Her eyes lit up. ‘So we can have a picnic under the tree! Um—Mummy has—it’s upstairs, I’ll get it,’ she said, and before he could stop her, she was gone.

He groaned inwardly, but there was no point going after her and, anyway, he couldn’t take his eyes off Freddie that long. Hopefully Emily would have finished by now…


‘What are you doing?’

Emily looked up at Beth, standing in the doorway swinging on the doorhandle and watching her, and gave up.
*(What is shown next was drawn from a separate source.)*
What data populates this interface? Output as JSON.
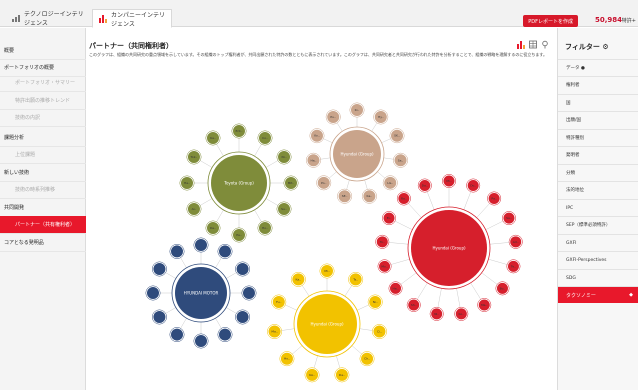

‘Kizzy needs milk, but she doesn’t like the milk from the shops, and she hasn’t got a mummy.’

‘So are you giving her your milk?’

‘Yes. Like I did when Freddie was small, and I went to the hospital and gave them milk for the tiny babies so they could have it in their bottles.’

‘Because Kizzy’s tiny, isn’t she?’

Emily nodded.

‘So why don’t you just feed her like Freddie?’ she asked, looking puzzled.

Why not, indeed? Except that she wasn’t her child, and cradling her that close, suckling her, was going to make it all the harder when Harry took her away.

‘Because I can’t. Harry needs to move back to his house when it’s decorated, and I’ve got to work. And I don’t want to be up all night, I’m tired.’

‘Oh. Won’t she mind?’

Probably, but it was tough. ‘She’ll be fine,’ she said firmly, hoping it was true. ‘Did you come upstairs for anything in particular?’

‘Picnic blanket. Harry and me made biscuits and bananas and tea and juice—oh, and strawberries. We’re having a picnic in the garden. Are you coming, Mummy?’